Just days after a trade-truce with China, the United States says talks will start back up next week.

(SOUNDBITE) (English) WHITE HOUSE ECONOMIC ADVISER LARRY KUDLOW, SAYING: "We've been accommodative.

We will not lift tariffs during the talks." White House Economic Adviser Larry Kudlow spoke to reporters on Wednesday (July 3), saying though tariffs on China won't be lifted, the U.S. is opening up when it comes to exports.

(SOUNDBITE) (English) WHITE HOUSE ECONOMIC ADVISER LARRY KUDLOW, SAYING: "We are hoping that China will tow its end of it by purchasing a good many American imports, agriculture, agricultural services, maybe industrial, maybe energy -- it's not done yet, but we're hopeful." China might already be working on that.

According to a U.S. rice trade group, a private importer in China last week bought U.S. rice for the first time ever.

They say 40 tonnes of medium grain rice has been milled and packaged.

It's unclear whether the purchase was a goodwill gesture from Beijing, but it comes after another big sale last week: 544,000 tonnes of U.S. soybeans.

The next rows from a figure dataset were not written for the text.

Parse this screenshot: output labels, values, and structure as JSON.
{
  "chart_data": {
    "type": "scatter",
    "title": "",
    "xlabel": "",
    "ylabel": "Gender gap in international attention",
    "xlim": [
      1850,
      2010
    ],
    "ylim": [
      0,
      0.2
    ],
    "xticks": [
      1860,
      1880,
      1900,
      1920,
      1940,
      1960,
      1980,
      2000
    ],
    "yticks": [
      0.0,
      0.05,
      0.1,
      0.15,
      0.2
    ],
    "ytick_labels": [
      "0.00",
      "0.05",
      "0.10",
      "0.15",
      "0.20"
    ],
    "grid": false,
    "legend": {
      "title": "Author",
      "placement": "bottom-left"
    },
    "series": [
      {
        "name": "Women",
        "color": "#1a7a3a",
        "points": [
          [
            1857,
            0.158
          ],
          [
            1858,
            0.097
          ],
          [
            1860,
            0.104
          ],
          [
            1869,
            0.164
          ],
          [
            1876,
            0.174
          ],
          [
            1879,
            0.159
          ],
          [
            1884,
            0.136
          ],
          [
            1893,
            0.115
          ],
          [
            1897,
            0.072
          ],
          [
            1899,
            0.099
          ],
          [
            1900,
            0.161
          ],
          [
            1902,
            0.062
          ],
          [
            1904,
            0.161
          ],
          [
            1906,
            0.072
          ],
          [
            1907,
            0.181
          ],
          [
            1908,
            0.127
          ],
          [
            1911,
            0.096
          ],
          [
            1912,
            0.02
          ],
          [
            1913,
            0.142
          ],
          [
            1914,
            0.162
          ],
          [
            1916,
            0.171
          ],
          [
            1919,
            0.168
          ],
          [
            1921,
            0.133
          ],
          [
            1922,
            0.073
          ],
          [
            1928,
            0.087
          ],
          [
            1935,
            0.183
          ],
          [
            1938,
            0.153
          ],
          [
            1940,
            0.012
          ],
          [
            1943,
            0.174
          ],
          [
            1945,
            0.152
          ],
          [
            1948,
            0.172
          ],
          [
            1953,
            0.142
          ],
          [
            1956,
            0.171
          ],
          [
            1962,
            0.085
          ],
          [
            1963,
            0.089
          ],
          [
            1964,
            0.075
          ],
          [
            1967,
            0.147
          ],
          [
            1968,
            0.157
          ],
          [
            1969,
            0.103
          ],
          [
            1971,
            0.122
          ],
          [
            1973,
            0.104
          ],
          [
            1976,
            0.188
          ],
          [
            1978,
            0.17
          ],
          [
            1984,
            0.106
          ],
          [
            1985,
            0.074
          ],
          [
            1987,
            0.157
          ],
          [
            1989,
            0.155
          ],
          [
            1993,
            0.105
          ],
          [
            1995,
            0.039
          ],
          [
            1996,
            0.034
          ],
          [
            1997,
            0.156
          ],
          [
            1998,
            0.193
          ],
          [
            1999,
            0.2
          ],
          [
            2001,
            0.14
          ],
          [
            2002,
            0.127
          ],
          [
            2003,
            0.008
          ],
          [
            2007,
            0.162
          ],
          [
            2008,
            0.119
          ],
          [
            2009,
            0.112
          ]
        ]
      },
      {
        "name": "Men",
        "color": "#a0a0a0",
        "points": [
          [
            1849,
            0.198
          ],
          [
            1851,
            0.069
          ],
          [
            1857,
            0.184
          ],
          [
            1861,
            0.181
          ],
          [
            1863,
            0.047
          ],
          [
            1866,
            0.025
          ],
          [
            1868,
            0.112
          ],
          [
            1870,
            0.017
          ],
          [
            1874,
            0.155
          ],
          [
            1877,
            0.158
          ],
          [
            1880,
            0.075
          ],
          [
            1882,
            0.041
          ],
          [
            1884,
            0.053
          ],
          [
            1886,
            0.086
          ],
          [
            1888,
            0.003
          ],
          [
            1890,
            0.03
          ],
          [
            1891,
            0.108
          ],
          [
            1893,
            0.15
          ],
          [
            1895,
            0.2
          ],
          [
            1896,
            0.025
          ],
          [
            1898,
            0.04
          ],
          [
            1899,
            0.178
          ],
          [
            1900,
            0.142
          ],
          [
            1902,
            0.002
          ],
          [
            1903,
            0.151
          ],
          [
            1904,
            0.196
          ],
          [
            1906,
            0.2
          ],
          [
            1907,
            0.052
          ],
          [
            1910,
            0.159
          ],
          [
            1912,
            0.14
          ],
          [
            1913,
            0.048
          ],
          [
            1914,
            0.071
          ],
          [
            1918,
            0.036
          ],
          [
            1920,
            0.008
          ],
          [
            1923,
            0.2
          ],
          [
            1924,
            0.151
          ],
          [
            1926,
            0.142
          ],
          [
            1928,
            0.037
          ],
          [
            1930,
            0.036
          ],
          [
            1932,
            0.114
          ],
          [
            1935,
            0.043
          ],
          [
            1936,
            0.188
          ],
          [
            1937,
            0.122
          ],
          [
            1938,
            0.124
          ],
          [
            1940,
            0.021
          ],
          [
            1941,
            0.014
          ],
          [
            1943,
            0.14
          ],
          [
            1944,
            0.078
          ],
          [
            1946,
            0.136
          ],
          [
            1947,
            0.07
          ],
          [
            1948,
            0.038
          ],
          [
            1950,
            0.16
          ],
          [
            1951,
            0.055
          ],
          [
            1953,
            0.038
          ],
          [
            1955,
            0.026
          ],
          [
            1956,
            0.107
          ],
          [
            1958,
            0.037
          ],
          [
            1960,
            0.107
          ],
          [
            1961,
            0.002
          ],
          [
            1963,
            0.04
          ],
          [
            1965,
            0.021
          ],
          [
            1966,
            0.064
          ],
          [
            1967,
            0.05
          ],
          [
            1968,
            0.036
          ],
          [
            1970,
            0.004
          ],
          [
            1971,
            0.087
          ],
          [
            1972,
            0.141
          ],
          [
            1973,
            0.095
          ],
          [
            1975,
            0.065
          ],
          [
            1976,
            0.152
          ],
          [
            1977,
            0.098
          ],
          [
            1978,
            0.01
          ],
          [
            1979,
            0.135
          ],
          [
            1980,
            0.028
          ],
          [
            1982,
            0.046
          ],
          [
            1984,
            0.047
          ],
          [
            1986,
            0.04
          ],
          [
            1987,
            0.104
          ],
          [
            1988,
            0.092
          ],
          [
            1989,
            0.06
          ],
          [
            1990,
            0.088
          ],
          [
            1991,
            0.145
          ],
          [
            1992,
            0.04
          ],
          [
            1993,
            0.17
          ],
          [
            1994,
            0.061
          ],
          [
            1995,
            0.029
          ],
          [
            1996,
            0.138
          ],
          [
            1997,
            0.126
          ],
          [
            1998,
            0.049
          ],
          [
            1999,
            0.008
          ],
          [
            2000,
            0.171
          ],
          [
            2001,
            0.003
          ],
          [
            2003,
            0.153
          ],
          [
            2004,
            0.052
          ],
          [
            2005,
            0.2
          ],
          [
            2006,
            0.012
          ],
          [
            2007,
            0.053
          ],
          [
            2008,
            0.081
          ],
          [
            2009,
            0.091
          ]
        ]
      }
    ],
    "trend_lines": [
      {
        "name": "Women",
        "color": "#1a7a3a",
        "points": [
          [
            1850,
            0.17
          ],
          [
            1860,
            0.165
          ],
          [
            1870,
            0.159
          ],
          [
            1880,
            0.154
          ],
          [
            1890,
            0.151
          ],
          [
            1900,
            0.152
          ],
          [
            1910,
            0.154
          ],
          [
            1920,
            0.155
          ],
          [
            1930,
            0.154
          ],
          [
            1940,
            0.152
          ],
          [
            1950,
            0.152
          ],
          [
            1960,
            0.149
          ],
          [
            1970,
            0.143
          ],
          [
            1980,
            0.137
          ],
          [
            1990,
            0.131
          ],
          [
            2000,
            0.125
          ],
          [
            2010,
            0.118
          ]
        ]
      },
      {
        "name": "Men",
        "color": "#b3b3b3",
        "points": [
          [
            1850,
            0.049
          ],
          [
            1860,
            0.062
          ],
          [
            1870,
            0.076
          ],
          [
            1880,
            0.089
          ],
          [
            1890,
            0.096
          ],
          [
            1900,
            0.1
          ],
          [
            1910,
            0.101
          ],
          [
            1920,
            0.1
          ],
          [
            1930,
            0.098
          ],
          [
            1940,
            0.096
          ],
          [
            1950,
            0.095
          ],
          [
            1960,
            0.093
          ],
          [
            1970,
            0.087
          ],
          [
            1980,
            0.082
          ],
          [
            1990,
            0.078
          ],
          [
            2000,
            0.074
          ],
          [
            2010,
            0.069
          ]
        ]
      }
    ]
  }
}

China was a major buyer of U.S. soybeans and pork before the trade war started, and after his meeting with Chinese President Xi Jinping Trump said China had agreed to make new purchases of U.S. farm products.

White House officials say talks are heading in the right direction, but it would take time to get the right deal made.

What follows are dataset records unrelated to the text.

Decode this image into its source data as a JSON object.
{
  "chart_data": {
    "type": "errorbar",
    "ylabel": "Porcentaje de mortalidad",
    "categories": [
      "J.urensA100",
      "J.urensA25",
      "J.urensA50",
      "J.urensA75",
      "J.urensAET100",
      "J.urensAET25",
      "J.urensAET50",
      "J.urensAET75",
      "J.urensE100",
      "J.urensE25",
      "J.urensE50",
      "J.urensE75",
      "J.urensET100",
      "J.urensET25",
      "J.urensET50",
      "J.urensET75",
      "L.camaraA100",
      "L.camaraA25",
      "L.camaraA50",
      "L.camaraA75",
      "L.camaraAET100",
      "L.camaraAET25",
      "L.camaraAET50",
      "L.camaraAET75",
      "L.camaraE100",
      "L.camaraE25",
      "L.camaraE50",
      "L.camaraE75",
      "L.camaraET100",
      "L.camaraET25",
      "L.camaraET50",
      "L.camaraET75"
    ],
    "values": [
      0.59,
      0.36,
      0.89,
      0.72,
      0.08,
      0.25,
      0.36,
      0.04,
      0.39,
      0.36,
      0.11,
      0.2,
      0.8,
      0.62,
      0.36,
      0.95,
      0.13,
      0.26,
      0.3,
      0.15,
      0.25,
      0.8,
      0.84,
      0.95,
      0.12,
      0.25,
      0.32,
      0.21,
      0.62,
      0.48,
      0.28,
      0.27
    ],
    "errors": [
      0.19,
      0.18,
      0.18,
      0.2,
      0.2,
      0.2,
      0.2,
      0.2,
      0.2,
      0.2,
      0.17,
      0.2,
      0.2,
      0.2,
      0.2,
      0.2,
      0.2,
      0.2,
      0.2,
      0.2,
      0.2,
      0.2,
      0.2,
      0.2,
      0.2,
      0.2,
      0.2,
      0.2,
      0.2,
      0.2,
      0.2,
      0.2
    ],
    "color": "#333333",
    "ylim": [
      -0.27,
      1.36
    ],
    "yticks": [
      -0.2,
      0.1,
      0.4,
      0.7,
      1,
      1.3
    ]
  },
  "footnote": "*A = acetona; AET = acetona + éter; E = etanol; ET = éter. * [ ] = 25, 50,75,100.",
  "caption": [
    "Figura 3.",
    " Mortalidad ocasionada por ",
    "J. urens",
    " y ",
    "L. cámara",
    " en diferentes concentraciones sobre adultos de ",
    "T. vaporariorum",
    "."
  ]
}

And President Trump this week made clear what his expectations are.

(SOUNDBITE) (English) U.S. PRESIDENT DONALD TRUMP DISCUSSING CHINA, SAYING: "So obviously, we can't make a 50/50 deal.

It has to be a deal that is somewhat tilted to our advantage." This all comes as the U.S. trade deficit hit a five-month high in May.

The Commerce Department on Wednesday said the trade deficit surged over 8% to 55.5 billion dollars.

Experts point to tariffs on Chinese goods.

(SOUNDBITE) (English) BANKRATE, SENIOR VICE PRESIDENT, CHIEF FINANCIAL ANALYST, GREG MCBRIDE, SAYING: "The increase in the trade deficit is entirely related to tariffs.

What we saw imported in larger numbers were things that would otherwise be subject to tariffs, things like automotive goods, industrial goods, capital goods, machinery, the type of things that might otherwise be subject to tariffs later, so there's a real incentive to get that stuff onto U.S. shores now before tariffs are applied." The U.S. still has 25% tariffs on 250 billion dollars worth of Chinese products, ranging from semi-conductors to furniture.